Production de la vaisselle de pierre à Chypre durant la transition Bronze-Fer et choix de la matière première : quel lien ?

Sabrina SAVE*

*Etudiante en Master 2, Centre Camille Jullian

Mots-clés : vaisselle, pierre, Bronze récent, Chypro-géométrique, Dark Ages, matière première, typologie, fonction.

 

La vaisselle de pierre appartient à ce que l'on appelle traditionnellement le « mobilier de luxe », au même titre que le mobilier d'ivoire, de faïence ou de métal. Elle fait aussi bien appel à des variétés de roches semi-précieuses qu'à des matériaux basiques comme le calcaire. Cependant, quel que soit le support, ce travail de la pierre demande toujours un savoir-faire spécialisé. Le propriétaire de cette vaisselle de pierre n'est pas « monsieur  tout le monde ». Il s'agit dans la plupart des cas de personnes importantes, ou bien qui cherchent à le devenir. Posséder ces objets, c'est afficher ses ambitions politiques et son statut social.

La transition de l'âge du Bronze à l'âge du Fer dans le basin méditerranéen oriental est une grande période de grands troubles, et plus encore pour Chypre à la croisée des chemins. Ces bouleversements ont lieu entre 1400 et 950 avant J.-C. La vaisselle de pierre peut nous apporter quelques informations sur le statut économique et politique de l'île à cette époque. Cependant les fouilles anciennes ainsi que la dispersion actuelle du mobilier rendent ce travail difficile. Une problématique fondamentale liée à ces évènements sous tend toutes mes recherches. Un changement est-il décelable durant la transition entre l'âge du Bronze et l'âge du Fer ? Les « Dark Ages » sont-ils une réalité ou uniquement le reflet d'une recherche encore lacunaire ?

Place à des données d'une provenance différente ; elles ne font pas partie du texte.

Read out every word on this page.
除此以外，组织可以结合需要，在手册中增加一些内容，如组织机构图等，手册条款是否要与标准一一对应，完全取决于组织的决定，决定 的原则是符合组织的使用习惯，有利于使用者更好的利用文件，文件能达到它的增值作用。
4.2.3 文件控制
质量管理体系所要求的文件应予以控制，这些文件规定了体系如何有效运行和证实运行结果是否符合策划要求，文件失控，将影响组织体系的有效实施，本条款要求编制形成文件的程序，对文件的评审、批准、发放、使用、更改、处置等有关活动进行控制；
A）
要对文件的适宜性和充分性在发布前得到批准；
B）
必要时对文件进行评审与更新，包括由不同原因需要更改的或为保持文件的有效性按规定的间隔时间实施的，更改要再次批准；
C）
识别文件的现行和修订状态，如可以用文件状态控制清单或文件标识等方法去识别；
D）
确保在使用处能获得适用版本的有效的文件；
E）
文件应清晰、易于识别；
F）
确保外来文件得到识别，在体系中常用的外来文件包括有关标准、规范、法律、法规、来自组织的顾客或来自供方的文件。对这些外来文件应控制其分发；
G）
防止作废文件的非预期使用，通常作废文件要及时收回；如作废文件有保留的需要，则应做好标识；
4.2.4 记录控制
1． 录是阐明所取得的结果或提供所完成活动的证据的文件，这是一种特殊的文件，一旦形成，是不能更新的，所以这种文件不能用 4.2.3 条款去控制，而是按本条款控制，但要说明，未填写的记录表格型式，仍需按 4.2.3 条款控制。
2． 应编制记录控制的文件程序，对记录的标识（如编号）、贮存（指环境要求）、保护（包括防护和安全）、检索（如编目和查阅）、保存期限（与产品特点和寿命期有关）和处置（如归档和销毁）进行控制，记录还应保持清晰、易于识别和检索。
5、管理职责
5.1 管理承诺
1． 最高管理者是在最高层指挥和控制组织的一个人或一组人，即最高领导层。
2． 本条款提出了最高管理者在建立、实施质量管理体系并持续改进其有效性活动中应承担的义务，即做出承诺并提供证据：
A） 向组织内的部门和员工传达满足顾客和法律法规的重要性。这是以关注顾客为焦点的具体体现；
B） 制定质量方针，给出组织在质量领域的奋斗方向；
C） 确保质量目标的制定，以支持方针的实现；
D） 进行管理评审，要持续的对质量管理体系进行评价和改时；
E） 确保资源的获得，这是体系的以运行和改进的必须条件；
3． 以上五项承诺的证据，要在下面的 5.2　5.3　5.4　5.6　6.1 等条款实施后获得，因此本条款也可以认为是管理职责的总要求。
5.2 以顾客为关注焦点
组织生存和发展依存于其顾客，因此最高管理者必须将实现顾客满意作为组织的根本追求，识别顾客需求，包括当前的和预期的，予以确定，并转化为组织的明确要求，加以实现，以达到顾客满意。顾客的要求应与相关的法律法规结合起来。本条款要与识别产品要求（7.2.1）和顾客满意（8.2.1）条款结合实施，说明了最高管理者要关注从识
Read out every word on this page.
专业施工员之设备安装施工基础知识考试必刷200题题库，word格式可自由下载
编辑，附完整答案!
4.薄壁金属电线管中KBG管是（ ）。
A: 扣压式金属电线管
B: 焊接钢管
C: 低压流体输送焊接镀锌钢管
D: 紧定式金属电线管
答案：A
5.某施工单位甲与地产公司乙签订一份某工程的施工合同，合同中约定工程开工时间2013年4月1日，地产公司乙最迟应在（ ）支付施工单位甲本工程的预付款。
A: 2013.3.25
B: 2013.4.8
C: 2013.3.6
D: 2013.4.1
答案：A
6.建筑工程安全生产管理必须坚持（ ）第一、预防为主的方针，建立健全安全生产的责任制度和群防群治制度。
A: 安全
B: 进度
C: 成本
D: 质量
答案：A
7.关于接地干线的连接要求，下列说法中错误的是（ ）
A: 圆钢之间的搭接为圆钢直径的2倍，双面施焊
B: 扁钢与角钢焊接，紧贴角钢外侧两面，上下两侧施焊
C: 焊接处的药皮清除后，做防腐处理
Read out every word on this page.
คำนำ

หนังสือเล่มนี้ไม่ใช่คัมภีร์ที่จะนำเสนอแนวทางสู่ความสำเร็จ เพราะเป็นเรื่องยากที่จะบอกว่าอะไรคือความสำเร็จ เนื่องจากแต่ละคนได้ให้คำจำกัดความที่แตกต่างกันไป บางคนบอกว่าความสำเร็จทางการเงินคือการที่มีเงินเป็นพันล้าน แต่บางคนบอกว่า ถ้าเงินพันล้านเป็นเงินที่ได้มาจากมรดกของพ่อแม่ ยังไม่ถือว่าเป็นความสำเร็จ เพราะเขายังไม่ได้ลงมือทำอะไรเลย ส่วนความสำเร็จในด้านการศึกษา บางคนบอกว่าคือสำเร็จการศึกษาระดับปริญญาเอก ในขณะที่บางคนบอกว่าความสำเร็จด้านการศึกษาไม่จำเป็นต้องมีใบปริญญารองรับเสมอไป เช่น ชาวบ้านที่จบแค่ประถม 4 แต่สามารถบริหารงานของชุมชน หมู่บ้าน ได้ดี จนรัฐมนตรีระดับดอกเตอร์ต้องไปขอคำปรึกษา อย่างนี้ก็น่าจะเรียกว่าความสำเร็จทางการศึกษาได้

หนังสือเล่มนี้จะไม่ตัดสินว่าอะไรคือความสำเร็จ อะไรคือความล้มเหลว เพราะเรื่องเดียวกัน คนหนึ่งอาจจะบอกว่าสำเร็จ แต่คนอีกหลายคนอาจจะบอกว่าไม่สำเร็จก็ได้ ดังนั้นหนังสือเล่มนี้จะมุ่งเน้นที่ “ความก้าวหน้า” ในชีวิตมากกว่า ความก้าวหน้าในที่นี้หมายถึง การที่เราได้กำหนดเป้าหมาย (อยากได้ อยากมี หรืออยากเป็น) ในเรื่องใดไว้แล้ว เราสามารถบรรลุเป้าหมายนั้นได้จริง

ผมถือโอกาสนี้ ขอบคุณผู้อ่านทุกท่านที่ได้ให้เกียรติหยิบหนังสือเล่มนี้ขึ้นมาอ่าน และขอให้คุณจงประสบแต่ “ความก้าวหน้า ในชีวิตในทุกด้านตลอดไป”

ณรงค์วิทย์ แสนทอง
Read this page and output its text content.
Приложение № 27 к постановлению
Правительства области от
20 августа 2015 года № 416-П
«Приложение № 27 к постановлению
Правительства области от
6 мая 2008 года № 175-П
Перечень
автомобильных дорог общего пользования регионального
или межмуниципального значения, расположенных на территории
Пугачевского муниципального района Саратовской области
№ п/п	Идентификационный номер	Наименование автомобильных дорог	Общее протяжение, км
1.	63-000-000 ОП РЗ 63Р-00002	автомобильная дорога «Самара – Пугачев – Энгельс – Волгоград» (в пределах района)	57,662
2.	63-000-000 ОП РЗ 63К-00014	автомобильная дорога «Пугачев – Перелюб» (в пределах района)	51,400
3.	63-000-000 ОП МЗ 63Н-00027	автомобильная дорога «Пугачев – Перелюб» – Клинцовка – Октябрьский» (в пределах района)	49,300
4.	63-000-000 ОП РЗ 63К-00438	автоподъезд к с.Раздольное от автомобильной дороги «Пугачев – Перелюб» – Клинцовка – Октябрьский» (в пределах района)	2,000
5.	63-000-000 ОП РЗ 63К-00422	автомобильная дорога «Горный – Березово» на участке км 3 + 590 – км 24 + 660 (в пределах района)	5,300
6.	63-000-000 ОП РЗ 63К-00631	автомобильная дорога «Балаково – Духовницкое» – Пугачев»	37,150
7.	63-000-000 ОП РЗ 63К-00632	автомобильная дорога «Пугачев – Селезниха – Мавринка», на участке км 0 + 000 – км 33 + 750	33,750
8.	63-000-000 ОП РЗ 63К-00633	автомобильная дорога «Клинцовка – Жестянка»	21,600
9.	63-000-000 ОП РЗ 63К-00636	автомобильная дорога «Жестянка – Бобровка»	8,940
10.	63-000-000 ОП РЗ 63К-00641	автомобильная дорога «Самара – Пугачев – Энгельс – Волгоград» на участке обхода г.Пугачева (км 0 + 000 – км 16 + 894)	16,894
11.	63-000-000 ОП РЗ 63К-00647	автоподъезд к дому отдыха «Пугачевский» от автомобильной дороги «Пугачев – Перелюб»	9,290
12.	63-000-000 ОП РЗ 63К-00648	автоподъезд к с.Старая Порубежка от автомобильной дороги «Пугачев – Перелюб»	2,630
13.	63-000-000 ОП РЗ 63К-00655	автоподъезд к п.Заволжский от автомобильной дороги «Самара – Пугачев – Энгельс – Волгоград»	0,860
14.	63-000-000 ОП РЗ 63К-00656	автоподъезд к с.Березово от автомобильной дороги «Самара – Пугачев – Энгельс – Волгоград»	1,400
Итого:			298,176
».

Voici quelques repères chronologiques nécessaires à la compréhension de l'étude:

Chypriote Récent ou Bronze Récent II : 1400-1190 avant J.-C.
Chypriote Récent ou Bronze Récent III : 1190-1050 avant J.-C.
Chypro-géométrique ou Fer I : 1050-950 avant J.-C.

L'étude du corpus se déroule en plusieurs étapes. L'analyse a été menée sous deux angles : celui de l'aspect de l'objet et celui de sa matière première. Ce corpus présente 396 pièces de 14 catégories typologiques différentes. Ces pièces sont réalisées à la fois en roches sédimentaires et en roches ignées. Le corpus fait état d'une très forte variabilité ce qui accentue encore son intérêt.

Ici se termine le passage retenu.